The Drone Presidency

On March 5, the United States used unmanned drones and manned aircraft to drop bombs on a group of what it described as al-Shabab militants at a camp about 120 miles north of Mogadishu, Somalia, killing approximately 150 of them. The administration claimed that the militants presented an imminent threat to African Union troops in the region with whom US advisers have been working, although it produced no evidence to support the claim. The news that the United States had killed 150 unnamed individuals in a country halfway around the world with which it is not at war generated barely a ripple of attention, much less any protest, here at home. Remote killing outside of war zones, it seems, has become business as usual.

This is a remarkable development, all the more noteworthy in that it has emerged under Barack Obama, who came to office as an antiwar president, so much so that he may be the only person to win the Nobel Peace Prize based on wishful thinking.

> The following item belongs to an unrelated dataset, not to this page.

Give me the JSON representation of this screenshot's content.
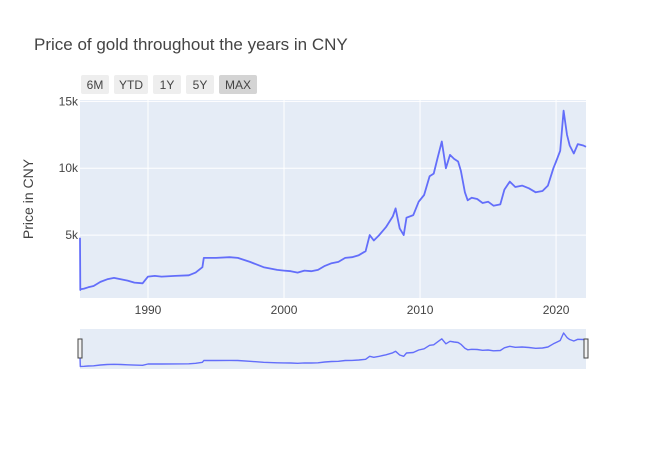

.. If targeted killing outside the law has been so attractive to a president who was a constitutional law professor, who opposed the war in Iraq from the very beginning, who ended the Central Intelligence Agency’s torture program, and who announced his intention to close the Guantanamo Bay detention camp on assuming office, it is unlikely that any successor to his office will easily renounce the seductions of the drone.

.. Already, Israel, the United Kingdom, Iran, Iraq, Nigeria, and Pakistan have joined the US in deploying armed drones. China is selling them at a list price of only $1 million. In short order, most of the developed world will have them. And when other nations look for precedents, Obama’s record will be Exhibit A.